From the windows of the burning home the cries of her children and cousins filled the streets.
"The cries were not just from my home, but from the neighbours' house too."
She struggled to find her injured family members at Nasser Hospital in the northwest of Gaza City.
Dr Yousef Abu Ar Reesh, the medical director at Nasser Medical Center, said more than 90 patients were brought in for burn treatments.
"Most of them were skin burns, lacerations and deep wounds. A lot of them came in choking, unable to breathe," he explains.
He explained that as far as he can tell the Israeli army is using two kinds of bombs,
"The first causes severe skin burns and leads to death and the second kind leads to suffocation, congestion, the inability to breathe."

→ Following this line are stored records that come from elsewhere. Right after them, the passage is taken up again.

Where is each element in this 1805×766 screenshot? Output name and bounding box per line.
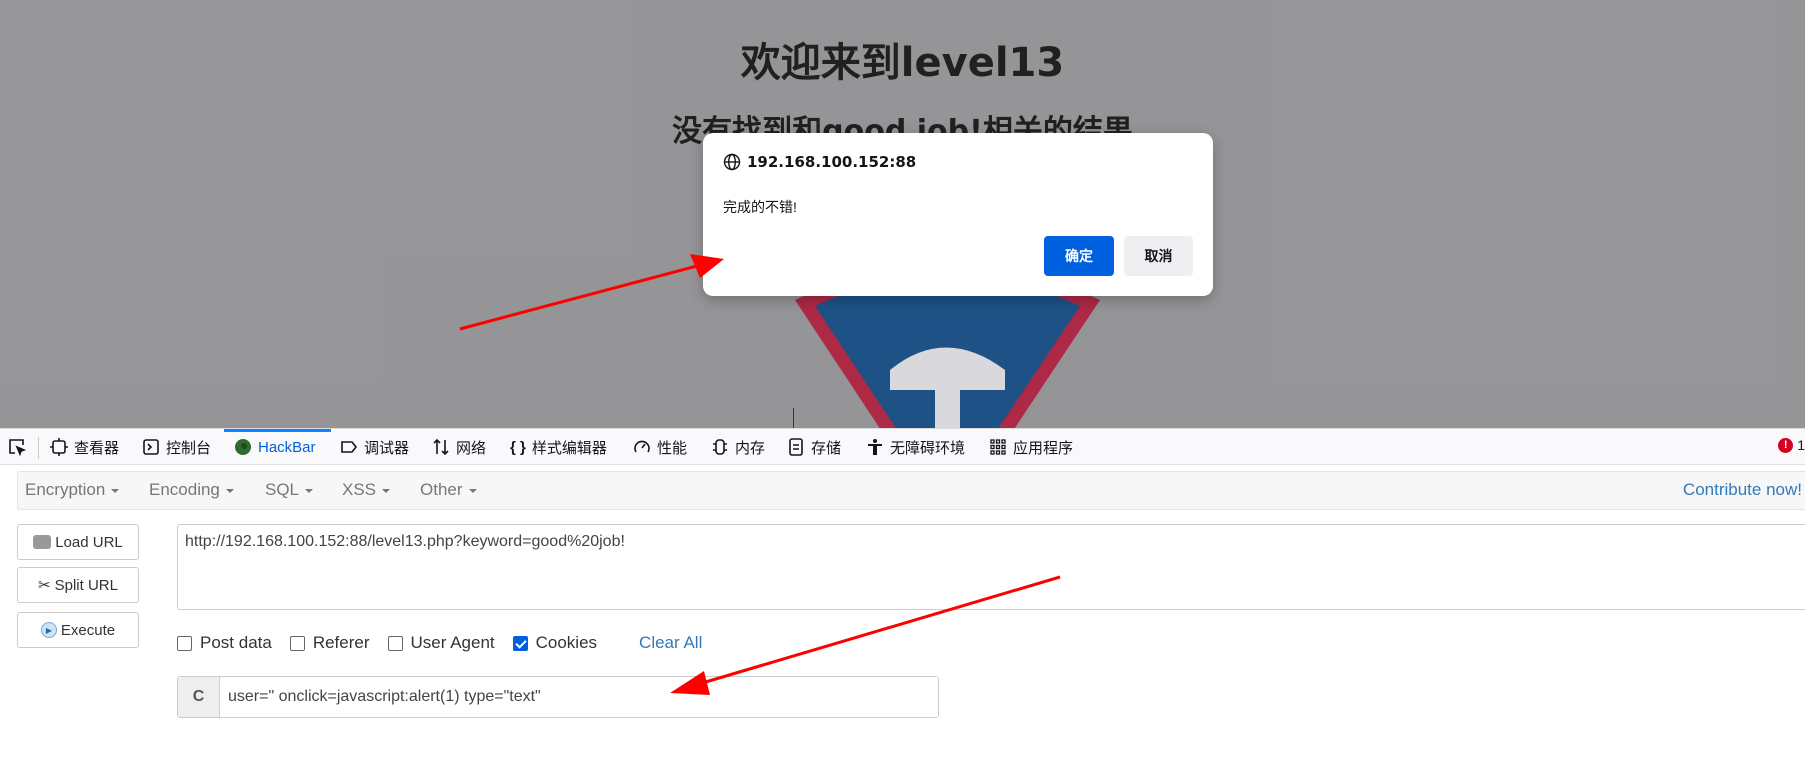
webpage: 欢迎来到level13 没有找到和good job!相关的结果 Level 13… bbox=[0, 0, 1805, 428]
tab-memory[interactable]: 内存 bbox=[711, 429, 765, 465]
cookies-checkbox[interactable]: Cookies bbox=[512, 633, 597, 653]
dialog-message: 完成的不错! bbox=[723, 199, 797, 215]
tab-label: 调试器 bbox=[364, 439, 410, 457]
error-counter[interactable]: ! 1 bbox=[1778, 437, 1805, 453]
caret-down-icon bbox=[468, 488, 477, 493]
application-icon bbox=[990, 439, 1006, 455]
error-count: 1 bbox=[1797, 437, 1805, 453]
performance-icon bbox=[634, 440, 650, 453]
scissors-icon: ✂ bbox=[38, 577, 51, 594]
play-icon: ▶ bbox=[40, 622, 57, 638]
caret-down-icon bbox=[305, 488, 314, 493]
tab-label: 网络 bbox=[456, 439, 487, 457]
tab-console[interactable]: 控制台 bbox=[142, 429, 211, 465]
tab-label: 性能 bbox=[657, 439, 688, 457]
tab-debugger[interactable]: 调试器 bbox=[340, 429, 409, 465]
tab-style-editor[interactable]: { } 样式编辑器 bbox=[510, 429, 607, 465]
cancel-button[interactable]: 取消 bbox=[1124, 236, 1193, 276]
cookie-field: C bbox=[177, 676, 939, 718]
globe-icon bbox=[723, 153, 741, 171]
load-url-button[interactable]: Load URL bbox=[17, 524, 139, 560]
dialog-origin: 192.168.100.152:88 bbox=[723, 153, 916, 171]
tab-label: 存储 bbox=[811, 439, 842, 457]
accessibility-icon bbox=[868, 439, 882, 455]
hackbar-menubar: Encryption Encoding SQL XSS Other Contri… bbox=[17, 471, 1805, 510]
toolbar-divider bbox=[38, 437, 39, 459]
caret-down-icon bbox=[382, 488, 391, 493]
element-picker-button[interactable] bbox=[8, 429, 26, 465]
tab-application[interactable]: 应用程序 bbox=[989, 429, 1073, 465]
menu-encryption[interactable]: Encryption bbox=[25, 480, 120, 500]
split-url-button[interactable]: ✂ Split URL bbox=[17, 567, 139, 603]
tab-label: 内存 bbox=[735, 439, 766, 457]
execute-button[interactable]: ▶ Execute bbox=[17, 612, 139, 648]
debugger-icon bbox=[341, 441, 358, 453]
tab-label: HackBar bbox=[258, 438, 316, 456]
inspector-icon bbox=[50, 438, 68, 456]
load-icon bbox=[33, 535, 52, 549]
menu-xss[interactable]: XSS bbox=[342, 480, 391, 500]
tab-accessibility[interactable]: 无障碍环境 bbox=[866, 429, 965, 465]
network-icon bbox=[433, 438, 449, 456]
tab-label: 控制台 bbox=[166, 439, 212, 457]
alert-dialog: 192.168.100.152:88 完成的不错! 确定 取消 bbox=[703, 133, 1213, 296]
caret-down-icon bbox=[225, 488, 234, 493]
user-agent-checkbox[interactable]: User Agent bbox=[387, 633, 495, 653]
url-input[interactable]: http://192.168.100.152:88/level13.php?ke… bbox=[177, 524, 1805, 610]
tab-inspector[interactable]: 查看器 bbox=[50, 429, 119, 465]
storage-icon bbox=[789, 438, 803, 456]
tab-label: 查看器 bbox=[74, 439, 120, 457]
contribute-link[interactable]: Contribute now! bbox=[1683, 480, 1802, 500]
tab-performance[interactable]: 性能 bbox=[633, 429, 687, 465]
tab-label: 应用程序 bbox=[1013, 439, 1074, 457]
tab-label: 无障碍环境 bbox=[890, 439, 966, 457]
error-icon: ! bbox=[1778, 437, 1794, 453]
console-icon bbox=[143, 439, 159, 455]
style-editor-icon: { } bbox=[510, 438, 526, 456]
menu-sql[interactable]: SQL bbox=[265, 480, 314, 500]
tab-storage[interactable]: 存储 bbox=[787, 429, 841, 465]
options-row: Post data Referer User Agent Cookies Cle… bbox=[177, 633, 702, 653]
ok-button[interactable]: 确定 bbox=[1044, 236, 1114, 276]
tab-hackbar[interactable]: HackBar bbox=[234, 429, 316, 465]
hackbar-icon bbox=[235, 439, 251, 455]
cookie-input[interactable] bbox=[220, 677, 938, 717]
caret-down-icon bbox=[111, 488, 120, 493]
menu-encoding[interactable]: Encoding bbox=[149, 480, 234, 500]
devtools-toolbar: 查看器 控制台 HackBar 调试器 网络 { } 样式编辑器 性能 内存 存储… bbox=[0, 428, 1805, 465]
post-data-checkbox[interactable]: Post data bbox=[177, 633, 272, 653]
clear-all-link[interactable]: Clear All bbox=[639, 633, 702, 653]
referer-checkbox[interactable]: Referer bbox=[289, 633, 370, 653]
element-picker-icon bbox=[9, 439, 26, 456]
cookie-label: C bbox=[178, 677, 220, 717]
dialog-origin-text: 192.168.100.152:88 bbox=[747, 153, 917, 171]
tab-network[interactable]: 网络 bbox=[432, 429, 486, 465]
menu-other[interactable]: Other bbox=[420, 480, 477, 500]
memory-icon bbox=[713, 439, 727, 455]
tab-label: 样式编辑器 bbox=[531, 439, 607, 457]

"The Israeli government is using a new kind of bomb and explosives that Palestinian medics have never even heard of."
"Not even the Arab medical teams who just arrived can give us any support," he says.
The doctor pointed out that the wounds and burns are "terrible and horrific."
When asked if Israel is deliberately using weapons that are illegal under international law for use against civilians, Dr Ar Reesh chooses his words carefully: "I can't rule that out."